Nervousness was setting in as we got closer and closer to the White Mountains. I was nervous for a few reasons: It was getting cold, I was injured, and about to meet Rusty’s parents. We were 40 miles from Hikers Welcome Hostel where we would stay. One thing about meeting Rusty’s parents is that they did not know that she had a lover. It was incredibly awkward for me, because I was in love with her and would be hiking with them. She explained to me that she felt more comfortable telling them in person. It was also strange, because for hundreds of miles, we were inseparable. I didn’t have any money for staying in hostels, so I paid a small amount to camp out behind the hostel and use the shower and laundry. Rusty went out with her parents and had told them about us before she came back. They picked us up the next day and we hiked up Mt. Moosaulake together. Mt. Moosaulake is a monstrous mountain. I was injured and feverish and looked miserable. I was trying to look happy and make a good first impression, but there was no mistaking the pain that I was in.
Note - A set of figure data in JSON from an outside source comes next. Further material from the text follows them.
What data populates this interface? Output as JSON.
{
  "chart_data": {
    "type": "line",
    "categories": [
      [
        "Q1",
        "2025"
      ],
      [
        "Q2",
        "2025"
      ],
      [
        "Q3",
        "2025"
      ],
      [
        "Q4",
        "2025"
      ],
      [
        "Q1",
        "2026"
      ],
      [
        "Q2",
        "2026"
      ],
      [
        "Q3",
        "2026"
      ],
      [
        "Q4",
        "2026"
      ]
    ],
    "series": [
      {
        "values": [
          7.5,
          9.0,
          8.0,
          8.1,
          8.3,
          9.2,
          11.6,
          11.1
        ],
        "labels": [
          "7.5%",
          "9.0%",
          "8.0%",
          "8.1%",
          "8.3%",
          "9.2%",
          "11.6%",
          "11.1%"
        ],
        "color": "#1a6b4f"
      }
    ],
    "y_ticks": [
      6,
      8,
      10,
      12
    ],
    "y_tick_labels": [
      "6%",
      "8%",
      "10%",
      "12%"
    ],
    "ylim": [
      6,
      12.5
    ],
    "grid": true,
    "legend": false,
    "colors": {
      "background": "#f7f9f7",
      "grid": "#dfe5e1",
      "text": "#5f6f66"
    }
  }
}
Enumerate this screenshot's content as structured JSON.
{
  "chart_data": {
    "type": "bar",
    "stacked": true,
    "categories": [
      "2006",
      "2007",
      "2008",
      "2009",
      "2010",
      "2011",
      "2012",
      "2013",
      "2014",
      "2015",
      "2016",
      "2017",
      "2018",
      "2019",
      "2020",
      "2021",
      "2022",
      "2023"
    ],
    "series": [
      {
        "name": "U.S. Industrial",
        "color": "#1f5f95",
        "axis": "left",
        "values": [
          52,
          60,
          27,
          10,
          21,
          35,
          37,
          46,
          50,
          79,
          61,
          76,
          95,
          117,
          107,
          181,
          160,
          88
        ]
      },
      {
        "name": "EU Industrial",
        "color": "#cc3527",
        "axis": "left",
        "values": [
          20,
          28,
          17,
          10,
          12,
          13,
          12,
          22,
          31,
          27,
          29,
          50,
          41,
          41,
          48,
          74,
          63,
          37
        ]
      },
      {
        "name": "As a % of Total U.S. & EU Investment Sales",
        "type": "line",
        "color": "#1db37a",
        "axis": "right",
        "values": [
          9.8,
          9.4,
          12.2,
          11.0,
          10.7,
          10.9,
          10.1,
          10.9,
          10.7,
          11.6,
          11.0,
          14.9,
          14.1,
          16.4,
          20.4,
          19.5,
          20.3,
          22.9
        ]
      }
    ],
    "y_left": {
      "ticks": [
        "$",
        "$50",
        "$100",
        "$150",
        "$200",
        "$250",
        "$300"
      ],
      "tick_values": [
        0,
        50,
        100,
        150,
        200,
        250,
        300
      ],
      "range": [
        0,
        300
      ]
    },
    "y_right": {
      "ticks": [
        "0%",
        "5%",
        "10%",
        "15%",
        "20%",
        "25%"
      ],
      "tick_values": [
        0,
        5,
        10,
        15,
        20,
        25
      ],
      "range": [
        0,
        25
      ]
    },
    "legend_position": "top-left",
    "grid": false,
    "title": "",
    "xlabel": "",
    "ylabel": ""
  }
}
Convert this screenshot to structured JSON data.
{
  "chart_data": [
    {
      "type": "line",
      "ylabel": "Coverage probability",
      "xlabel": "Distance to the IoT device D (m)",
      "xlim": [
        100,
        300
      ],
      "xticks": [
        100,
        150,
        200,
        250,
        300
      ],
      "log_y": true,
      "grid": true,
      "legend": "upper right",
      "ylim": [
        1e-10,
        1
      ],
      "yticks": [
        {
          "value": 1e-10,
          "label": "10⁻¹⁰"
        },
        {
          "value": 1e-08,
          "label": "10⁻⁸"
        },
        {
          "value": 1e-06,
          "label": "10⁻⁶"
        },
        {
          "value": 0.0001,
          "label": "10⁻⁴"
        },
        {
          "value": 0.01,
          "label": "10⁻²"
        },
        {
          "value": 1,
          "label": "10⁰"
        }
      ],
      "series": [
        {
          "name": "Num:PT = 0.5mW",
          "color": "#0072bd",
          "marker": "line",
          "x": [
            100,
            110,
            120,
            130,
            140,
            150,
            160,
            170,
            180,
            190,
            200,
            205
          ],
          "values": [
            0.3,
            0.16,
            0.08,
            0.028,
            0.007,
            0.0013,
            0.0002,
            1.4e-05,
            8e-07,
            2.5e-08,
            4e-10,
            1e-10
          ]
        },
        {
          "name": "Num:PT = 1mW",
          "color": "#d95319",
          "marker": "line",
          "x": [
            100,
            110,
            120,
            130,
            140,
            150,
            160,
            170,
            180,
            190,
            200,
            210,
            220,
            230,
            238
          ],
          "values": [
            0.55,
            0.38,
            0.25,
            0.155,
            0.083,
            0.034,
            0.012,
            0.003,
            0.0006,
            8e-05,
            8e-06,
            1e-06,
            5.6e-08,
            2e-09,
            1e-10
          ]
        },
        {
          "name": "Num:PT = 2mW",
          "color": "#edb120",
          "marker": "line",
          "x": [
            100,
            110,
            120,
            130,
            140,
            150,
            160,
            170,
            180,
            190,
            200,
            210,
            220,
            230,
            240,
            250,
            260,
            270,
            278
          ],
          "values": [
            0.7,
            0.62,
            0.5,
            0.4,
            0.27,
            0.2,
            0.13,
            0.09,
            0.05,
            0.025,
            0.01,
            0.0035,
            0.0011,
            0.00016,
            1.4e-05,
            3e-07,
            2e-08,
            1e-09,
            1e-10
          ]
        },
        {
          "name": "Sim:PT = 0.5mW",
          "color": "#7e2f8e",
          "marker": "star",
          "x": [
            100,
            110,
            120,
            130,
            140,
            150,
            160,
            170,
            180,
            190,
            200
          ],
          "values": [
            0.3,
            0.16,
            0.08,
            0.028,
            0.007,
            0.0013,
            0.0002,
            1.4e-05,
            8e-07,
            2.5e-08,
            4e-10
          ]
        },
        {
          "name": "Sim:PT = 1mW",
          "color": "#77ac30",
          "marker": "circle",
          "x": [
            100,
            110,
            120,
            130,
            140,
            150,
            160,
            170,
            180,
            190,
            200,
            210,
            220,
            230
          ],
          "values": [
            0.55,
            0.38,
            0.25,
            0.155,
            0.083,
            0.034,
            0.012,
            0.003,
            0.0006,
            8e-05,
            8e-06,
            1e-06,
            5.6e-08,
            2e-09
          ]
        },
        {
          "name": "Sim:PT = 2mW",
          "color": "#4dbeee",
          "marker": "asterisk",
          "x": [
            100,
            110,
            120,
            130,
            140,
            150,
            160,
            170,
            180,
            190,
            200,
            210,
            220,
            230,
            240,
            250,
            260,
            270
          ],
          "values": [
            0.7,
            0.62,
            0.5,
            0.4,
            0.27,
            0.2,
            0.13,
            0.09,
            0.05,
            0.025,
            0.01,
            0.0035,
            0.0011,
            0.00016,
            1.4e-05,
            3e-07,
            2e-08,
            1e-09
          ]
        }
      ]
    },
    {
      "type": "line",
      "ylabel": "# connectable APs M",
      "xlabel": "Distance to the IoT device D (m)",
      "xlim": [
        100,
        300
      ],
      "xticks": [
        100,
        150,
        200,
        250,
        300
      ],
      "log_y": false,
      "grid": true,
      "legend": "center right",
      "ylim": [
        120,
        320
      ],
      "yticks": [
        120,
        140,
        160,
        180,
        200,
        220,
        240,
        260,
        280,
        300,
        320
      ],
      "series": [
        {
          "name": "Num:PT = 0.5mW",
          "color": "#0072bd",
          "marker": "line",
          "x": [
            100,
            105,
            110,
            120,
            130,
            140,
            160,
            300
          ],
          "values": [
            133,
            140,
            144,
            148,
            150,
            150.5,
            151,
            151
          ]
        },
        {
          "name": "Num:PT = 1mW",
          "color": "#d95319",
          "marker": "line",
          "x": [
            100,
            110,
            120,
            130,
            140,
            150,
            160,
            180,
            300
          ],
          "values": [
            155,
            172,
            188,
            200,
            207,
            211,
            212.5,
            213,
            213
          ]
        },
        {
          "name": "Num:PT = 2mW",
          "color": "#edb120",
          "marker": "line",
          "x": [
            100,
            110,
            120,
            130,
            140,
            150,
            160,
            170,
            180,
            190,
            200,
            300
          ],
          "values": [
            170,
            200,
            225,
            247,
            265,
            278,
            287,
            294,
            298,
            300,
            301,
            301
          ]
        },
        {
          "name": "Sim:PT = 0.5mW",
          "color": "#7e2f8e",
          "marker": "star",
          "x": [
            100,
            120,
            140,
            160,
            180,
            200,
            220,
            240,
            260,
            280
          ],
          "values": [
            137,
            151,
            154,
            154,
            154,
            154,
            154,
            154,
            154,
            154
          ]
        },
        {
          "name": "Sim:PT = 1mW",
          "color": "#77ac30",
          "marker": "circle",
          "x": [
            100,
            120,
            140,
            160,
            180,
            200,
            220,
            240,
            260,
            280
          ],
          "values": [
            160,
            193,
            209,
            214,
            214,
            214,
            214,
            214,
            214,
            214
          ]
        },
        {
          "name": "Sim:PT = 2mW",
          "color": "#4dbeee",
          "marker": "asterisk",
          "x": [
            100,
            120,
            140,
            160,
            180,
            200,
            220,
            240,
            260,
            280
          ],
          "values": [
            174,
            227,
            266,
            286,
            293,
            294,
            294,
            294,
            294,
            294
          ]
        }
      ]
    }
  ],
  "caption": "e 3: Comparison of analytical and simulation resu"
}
I was very impressed with her parents hiking ability. It was a strenuous hike for us, but we had our trail legs. We made it to the top and hung out in these walled off areas made of rocks that lay on top of the peak. It was a nice wind break. I took some photos and then made my way back down the mountain, giving Rusty time alone with her parents. Much to my surprise, Rusty’s father put us up in the Holiday Inn and was so hospitable and kind to me. Her step-mother is an avid hiker and her excitement for our cause allowed me to be more comfortable around them. She seemed to be in tune with what we were doing.
Remember in my last story how I was talking about how pervasive hiker funk is? Rusty and I were sitting in the hotel room when there was a knock at the door. It was her father. She jumped up to let him in and it was so funny: he had a kit of different deodorizing products for us to use on our gear, clothes, and body. He looked a bit mortified to know that those smells could come out of his progeny. Maybe he felt sorry for her for having to deal with my stink. Either way, we were very thankful. We get used to it and can’t really smell each other, but we also know how bad we must smell to the outside world. I always tell her that she couldn’t possibly smell bad, because nothing comes out of her except sunshine and rainbows.
Meeting her dad and step-mom was a real honor for me. I had a cold, fever, broken foot, and was nervous as hell. They were as gracious as they could be to me. On their last day with us, we took many pictures. Her dad said, “Why do I feel like I am taking wedding pictures?” I remember thinking, “That could happen one day.” Of course, I never said that. Her step-mom looked me in the eyes and admonished me to, “take good care of her”. It was all I could do to keep up with her at that point. All I needed was to hear that from her step-mom for it to become my duty. No matter how much pain I was in, how could I possibly leave the trail? We were about to walk through the roughest section of the Appalachian Trail.